The person you choose must be trustworthy and organized. And, he or she must be ready to act immediately following your death. The duties of an executor include, but are not limited to:
- Making preliminary financial arrangements immediately following your death
- Securing your assets
- Valuing your estate
- Paying any debts and legacies and filing income tax returns to the date of death
- Distributing your estate
All of this may take time – a year or more if you have business assets, adversarial family members, a highly valuable estate or any unforeseen problems arise during the execution of the estate.
Ideally, the person you choose to be the executor of your estate should:
- Live in the same area as you. Although it’s not impossible to deal with assets and act as executor from afar, it may create an additional challenge.
- Know you fairly well because he or she will, at times, be required to answer personal questions.
- Have the time to devote to settling your estate.
- Be diplomatic in order to deal with relatives and beneficiaries objectively.
- Feel comfortable dealing with lawyers, accountants and government agencies.
With the number of tasks and requirements put on the executor of your estate, it can be tempting to want to appoint joint executors in order to spread the workload around.

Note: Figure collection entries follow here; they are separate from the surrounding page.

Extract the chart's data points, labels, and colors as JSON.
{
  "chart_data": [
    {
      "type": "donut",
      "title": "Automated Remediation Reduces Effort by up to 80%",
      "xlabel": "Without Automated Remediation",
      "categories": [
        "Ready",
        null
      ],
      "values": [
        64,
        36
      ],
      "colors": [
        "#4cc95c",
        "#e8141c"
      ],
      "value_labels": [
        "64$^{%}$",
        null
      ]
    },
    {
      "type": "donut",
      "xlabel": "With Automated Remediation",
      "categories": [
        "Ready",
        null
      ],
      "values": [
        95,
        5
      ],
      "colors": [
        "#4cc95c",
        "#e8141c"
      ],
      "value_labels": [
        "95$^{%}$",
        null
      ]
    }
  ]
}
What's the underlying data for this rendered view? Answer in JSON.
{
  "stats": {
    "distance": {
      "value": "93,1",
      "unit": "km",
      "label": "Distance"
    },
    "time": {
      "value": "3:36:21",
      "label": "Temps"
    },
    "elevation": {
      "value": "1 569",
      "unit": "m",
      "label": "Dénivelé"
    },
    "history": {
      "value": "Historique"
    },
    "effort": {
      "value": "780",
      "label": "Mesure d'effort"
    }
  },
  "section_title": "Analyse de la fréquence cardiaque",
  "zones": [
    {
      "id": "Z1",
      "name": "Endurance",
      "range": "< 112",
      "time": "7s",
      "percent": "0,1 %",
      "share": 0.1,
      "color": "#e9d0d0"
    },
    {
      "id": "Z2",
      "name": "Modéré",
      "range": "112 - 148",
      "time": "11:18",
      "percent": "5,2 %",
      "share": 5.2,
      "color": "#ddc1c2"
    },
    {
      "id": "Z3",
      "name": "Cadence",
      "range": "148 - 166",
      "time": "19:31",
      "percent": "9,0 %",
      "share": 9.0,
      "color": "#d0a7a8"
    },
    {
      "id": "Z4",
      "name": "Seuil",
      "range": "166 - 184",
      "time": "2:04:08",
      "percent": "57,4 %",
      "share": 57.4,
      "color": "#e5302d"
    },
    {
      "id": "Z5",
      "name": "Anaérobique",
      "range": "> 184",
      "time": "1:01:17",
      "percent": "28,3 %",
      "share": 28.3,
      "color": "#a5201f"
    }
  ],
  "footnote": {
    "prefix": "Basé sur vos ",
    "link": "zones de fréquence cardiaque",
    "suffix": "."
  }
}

Appointing joint executors means that both executors must agree on every action and must be available to sign every document. This may slow the settling of your estate because if your joint executors fail to reach an agreement on even a single item, or there’s a breakdown in communication between them, then the execution of your estate may come to a halt. Taxes won’t get paid, beneficiaries won’t be taken care of and assets won’t be distributed.
Rather than appointing executors to act jointly, appoint an alternate executor to act as back-up in case your primary executor cannot or will not act.
The content of this article is intended to provide a general guide to the subject matter. It is not intended to replace actual legal advice. Specialist advice should be sought about your specific circumstances.